A suite of proposed actions resulting from a special workshop held after the first Asia Parks Congress marked the next step in mainstreaming disaster risk reduction into protected area and conservation policy and practice for IUCN and Congress delegates, including the gathering’s host Ministry of the Environment Japan.
The Asia Parks Congress, held from 13 – 17 November in Sendai, the same region where the 2011 Great East Japan Earthquake and tsunami devastated local communities, highlighted protected areas and disaster risk reduction and recovery throughout its five days, concluding with the special workshop. Over 30 experts and participants from countries affected by recent disasters proposed action based on experiences in Asia, including the 2011 Japan catastrophe, and others.
“This event turned discussions at the Asia Park’s Congress into specific actions that will strengthen the contribution of protected areas to Disaster Risk Reduction” said Radhika Murti, Programme Officer for IUCN’s Global Ecosystem Management Programme and Lead on Disaster Risk Reduction. “We need strong messages if we are to influence the development of the new global framework of action on disaster risk reduction, which will be launched in 2015 at UN World Conference on Disaster Risk Reduction, also to be held in Sendai.”
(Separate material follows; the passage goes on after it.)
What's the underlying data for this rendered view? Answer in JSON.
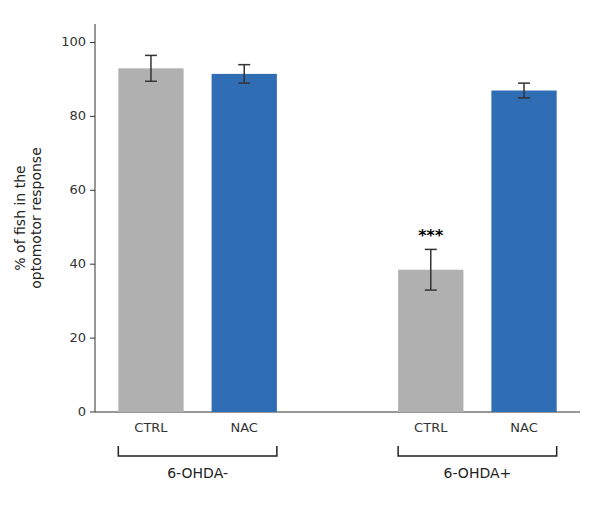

The proposed actions coming out of the workshop include:
- Further compile the evidence base for the role of protected areas in disaster risk reduction
- Seek, develop and promote case studies of successful employment of protected area solutions
- Prepare concerted and targeted policy messages from IUCN and its Members to countries and regional bodies in Asia and beyond
- Engage in the ongoing UNISDR (United Nations Office for Disaster Risk Reduction) development process for the new Sendai Framework of Action beyond 2015
- Provide capacity-building for decision-makers, local and regional land-use and development planners and protected area practitioners
The need for natural solutions to disasters is particularly acute in Asia-Pacific, where 75 percent of all deaths due to disasters are from the region. “The prevalence of hydro-meteorological disasters will continue to increase globally, particularly in Asia, due to climate variability caused by climate change,” reported Camille Buyck, Junior Professional at IUCN’s Global Ecosystem Management Programme.
Solutions from Asia are, however, are already being proposed and implemented. In the dedicated working group on Disaster Risk Reduction at the Congress, more than 15 case studies from the Asia region defining the opportunities and challenges to maintain ecosystem integrity before and after disasters were presented.
Kiyotatsu Yamamoto, Associate Professor of Land-use Planning at Iwate University, Japan presented the case of Sanriku Fukko (reconstruction) National Park, a bold commitment from the Government of Japan to build a new protected area along the coast that was devastated in the 2011 disaster. The park represents Japan’s most ambitious “Green Reconstruction” initiative – a protected area that has built-in plans to not only rehabilitate natural areas, but also provide opportunities for local culture, lifestyles and businesses to thrive. Sanriku Fukko’s initial success is emblematic of how protected areas can address some of today’s most pressing challenges, including disaster risk reduction and recovery.
Naoya Furuta, Senior Project Officer for the Global Policy Unit at IUCN’s Japan Project Office, concluded the workshop by stating, “Everyone learned from today’s discussions. The Asia Parks Congress and this event provided an important opportunity to reflect and discuss in detail what we have learned about reducing and recovering from disasters as a conservation community in Japan, Asia and globally, and to propose key priorities to move forward.”